If a jury rules against the NFL in this case, pre-trial damages were estimated at $7 billion, which could be tripled under antitrust law. The NFL will appeal the negative ruling, and most legal observers believe the NFL has a better chance of ultimately prevailing on appeal, perhaps before the U.S. Supreme Court, than in a jury trial.

Gutierrez can also throw out part or all of a case before a jury hears it, a move enlivened by his comments last week to plaintiffs’ lawyers: “The case went in a direction it shouldn’t have gone.”

In some respects, the testimony was less spectacular than many expected. NFL Commissioner Roger Goodell’s testimony shed intriguing light on a decade of the NFL’s confidential media strategy, and fans may not like some of the emails attached to the evidence about Sunday ticket prices and options.
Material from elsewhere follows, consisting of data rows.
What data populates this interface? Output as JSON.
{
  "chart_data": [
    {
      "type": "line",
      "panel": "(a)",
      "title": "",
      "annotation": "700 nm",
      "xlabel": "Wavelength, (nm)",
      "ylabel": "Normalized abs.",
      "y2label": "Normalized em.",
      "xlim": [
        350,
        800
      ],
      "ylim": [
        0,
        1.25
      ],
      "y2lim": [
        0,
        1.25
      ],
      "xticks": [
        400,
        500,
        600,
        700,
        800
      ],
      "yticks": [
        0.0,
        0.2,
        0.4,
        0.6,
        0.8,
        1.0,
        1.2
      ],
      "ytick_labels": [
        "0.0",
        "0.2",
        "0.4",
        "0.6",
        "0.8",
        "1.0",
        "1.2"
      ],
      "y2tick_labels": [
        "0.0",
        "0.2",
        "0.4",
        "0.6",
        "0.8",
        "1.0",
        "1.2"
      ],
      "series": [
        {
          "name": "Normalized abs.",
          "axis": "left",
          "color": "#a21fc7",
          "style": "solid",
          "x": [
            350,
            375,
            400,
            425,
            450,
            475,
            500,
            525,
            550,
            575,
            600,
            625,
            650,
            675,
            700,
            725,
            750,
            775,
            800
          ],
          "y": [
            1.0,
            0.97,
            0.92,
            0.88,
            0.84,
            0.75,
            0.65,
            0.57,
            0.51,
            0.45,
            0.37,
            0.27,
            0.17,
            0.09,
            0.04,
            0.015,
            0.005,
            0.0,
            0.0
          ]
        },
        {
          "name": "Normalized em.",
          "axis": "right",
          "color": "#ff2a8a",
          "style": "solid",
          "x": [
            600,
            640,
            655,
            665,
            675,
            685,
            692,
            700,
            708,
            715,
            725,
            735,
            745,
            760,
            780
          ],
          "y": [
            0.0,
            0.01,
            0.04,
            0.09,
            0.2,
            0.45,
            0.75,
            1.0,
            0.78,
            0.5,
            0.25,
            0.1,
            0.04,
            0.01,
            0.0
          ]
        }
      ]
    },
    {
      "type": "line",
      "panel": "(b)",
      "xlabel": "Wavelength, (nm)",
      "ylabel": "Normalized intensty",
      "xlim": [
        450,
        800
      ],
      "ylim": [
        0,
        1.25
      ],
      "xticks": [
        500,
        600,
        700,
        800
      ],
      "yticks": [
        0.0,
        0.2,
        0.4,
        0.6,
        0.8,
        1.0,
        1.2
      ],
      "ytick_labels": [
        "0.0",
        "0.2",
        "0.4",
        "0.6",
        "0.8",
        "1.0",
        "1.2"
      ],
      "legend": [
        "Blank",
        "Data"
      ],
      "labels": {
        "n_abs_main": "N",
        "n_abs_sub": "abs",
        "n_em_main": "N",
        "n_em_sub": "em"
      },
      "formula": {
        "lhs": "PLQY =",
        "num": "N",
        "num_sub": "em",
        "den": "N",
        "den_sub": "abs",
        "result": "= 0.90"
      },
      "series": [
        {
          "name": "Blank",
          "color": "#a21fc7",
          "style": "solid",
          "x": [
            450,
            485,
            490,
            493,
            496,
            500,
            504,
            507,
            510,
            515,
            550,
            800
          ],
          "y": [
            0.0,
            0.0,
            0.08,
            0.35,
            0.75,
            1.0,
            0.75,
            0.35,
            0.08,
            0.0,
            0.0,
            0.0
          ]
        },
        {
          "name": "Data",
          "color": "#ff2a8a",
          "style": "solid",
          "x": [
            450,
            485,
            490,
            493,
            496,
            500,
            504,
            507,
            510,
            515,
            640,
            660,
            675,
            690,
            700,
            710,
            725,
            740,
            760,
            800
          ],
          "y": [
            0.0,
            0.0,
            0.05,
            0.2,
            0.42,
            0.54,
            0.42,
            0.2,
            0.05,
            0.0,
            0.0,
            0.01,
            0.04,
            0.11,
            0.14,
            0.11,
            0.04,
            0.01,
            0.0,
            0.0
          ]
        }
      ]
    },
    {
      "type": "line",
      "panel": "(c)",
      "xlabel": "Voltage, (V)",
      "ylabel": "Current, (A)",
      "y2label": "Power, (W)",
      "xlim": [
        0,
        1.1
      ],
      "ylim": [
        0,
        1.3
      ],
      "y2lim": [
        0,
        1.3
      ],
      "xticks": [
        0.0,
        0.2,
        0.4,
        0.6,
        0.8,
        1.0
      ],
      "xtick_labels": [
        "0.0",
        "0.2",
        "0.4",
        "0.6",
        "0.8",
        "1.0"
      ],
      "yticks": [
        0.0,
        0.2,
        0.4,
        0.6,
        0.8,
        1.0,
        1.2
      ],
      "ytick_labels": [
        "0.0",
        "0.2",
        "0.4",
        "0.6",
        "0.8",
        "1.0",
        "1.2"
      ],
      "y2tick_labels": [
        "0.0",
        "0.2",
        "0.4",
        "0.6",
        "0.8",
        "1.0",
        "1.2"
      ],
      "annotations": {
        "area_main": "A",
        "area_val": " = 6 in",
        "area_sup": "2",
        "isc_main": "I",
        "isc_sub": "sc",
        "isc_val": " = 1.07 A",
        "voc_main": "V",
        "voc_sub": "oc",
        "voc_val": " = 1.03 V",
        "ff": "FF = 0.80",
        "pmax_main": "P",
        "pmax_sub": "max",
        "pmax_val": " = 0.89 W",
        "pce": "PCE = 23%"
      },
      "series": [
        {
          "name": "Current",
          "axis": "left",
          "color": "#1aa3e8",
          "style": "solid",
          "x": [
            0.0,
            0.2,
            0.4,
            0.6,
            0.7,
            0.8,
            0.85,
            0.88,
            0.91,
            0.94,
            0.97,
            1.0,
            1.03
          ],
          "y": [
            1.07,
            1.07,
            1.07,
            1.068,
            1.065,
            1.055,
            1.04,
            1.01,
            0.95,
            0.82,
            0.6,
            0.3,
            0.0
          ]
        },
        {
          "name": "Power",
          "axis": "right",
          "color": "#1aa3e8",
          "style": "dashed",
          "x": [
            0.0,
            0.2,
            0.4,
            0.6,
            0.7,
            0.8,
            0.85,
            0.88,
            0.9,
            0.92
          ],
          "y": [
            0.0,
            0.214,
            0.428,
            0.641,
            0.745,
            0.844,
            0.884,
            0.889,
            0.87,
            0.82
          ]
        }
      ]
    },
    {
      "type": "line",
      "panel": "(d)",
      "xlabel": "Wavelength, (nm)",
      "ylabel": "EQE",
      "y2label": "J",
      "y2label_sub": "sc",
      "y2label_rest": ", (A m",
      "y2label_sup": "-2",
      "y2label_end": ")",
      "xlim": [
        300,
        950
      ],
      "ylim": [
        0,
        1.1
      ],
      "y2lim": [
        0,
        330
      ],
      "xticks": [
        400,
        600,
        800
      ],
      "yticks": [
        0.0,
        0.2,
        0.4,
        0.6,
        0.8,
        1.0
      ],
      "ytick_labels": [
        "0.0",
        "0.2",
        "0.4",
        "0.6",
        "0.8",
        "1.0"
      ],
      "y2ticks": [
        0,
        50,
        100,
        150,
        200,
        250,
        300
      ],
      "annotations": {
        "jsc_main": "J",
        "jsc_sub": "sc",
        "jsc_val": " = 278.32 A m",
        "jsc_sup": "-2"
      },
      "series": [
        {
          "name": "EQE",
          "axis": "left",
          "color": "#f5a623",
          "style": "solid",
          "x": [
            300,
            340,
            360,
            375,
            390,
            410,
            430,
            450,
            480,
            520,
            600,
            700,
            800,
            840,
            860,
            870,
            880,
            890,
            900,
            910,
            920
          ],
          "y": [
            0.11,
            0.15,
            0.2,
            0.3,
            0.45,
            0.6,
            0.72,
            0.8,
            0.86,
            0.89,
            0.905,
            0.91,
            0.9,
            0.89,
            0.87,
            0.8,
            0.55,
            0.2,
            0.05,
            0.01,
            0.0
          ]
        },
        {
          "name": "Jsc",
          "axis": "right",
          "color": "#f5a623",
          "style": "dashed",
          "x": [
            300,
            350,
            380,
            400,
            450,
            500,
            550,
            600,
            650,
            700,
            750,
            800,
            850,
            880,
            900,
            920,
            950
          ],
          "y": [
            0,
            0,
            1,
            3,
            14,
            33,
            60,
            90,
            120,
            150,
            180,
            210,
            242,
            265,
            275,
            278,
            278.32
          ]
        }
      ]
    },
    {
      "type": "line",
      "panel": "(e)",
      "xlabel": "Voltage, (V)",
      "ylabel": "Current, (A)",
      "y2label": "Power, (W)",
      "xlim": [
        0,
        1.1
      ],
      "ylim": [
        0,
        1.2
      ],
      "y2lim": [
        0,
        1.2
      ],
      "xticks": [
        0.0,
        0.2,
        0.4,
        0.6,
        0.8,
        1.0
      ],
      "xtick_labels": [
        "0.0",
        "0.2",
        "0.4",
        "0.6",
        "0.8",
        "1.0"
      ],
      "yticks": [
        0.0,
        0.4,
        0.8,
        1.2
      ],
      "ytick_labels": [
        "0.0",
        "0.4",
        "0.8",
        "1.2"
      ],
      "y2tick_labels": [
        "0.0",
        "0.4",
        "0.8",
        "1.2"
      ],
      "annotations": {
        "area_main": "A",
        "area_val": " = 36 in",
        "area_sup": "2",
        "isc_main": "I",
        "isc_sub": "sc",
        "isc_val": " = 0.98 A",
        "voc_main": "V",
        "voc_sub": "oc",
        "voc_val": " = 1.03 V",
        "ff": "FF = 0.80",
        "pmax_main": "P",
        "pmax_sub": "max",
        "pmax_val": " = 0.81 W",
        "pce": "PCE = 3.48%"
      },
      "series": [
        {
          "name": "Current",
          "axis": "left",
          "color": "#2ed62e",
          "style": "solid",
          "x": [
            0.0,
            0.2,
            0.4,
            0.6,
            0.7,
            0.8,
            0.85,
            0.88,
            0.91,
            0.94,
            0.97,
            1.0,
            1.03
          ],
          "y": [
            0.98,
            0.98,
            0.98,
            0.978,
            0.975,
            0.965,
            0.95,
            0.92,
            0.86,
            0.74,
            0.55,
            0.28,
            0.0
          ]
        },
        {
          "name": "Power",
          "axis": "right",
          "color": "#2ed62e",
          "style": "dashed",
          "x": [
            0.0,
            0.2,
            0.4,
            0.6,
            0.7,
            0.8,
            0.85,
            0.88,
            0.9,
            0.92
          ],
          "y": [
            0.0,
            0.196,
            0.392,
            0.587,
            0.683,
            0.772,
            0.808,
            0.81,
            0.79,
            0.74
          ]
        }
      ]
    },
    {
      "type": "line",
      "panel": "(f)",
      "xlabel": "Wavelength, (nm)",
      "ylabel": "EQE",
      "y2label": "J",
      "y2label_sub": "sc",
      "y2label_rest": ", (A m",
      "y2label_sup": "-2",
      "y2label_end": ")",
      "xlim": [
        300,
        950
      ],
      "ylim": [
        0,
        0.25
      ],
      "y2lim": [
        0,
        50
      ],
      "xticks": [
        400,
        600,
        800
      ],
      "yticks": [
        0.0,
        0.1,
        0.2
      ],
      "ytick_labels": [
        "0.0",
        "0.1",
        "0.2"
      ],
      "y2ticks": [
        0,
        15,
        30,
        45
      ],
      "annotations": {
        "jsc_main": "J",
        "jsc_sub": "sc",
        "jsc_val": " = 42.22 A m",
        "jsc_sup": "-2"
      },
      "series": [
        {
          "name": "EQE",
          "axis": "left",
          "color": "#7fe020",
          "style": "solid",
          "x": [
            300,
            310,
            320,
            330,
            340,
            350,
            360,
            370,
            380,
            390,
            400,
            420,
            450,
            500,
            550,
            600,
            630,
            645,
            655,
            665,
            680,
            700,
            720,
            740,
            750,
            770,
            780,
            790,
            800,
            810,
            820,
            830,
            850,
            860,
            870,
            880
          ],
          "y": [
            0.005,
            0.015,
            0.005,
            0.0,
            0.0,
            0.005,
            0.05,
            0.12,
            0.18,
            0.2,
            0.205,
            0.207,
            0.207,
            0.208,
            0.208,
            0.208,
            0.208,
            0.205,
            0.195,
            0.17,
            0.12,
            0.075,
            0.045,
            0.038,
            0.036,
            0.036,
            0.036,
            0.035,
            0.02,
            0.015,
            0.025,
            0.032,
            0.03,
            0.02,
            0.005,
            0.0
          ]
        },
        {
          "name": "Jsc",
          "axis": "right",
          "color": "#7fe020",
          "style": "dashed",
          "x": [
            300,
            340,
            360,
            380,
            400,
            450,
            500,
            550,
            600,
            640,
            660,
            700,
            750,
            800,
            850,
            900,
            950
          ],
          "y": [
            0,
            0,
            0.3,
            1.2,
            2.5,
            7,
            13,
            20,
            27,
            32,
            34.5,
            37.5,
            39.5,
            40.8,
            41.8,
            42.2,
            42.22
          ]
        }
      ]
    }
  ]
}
But there has been no enthusiastic commentary on the antitrust allegations or admissions that have changed industry beliefs about how the NFL’s media business is run.

The plaintiffs failed to call Eugene Lennon and Jason Baker, two bar owners who officially represent 48,000 commercial plaintiffs who say they lost money because the NFL artificially kept prices high by limiting competition.

On Thursday, Bernheim argued on the witness stand that NFL fans would be worse off if the league allowed teams to sell media rights separately or to multiple carriers. His analysis concluded that if teams sold their media rights separately, it would destroy relative equality between teams, seriously undermining revenue sharing and the salary cap. According to Law360, Bernheim found that over the 12 years at issue in the lawsuit, if there had been no revenue sharing, seven teams would have posted losses, while the Cowboys would have had $1 billion in operating income.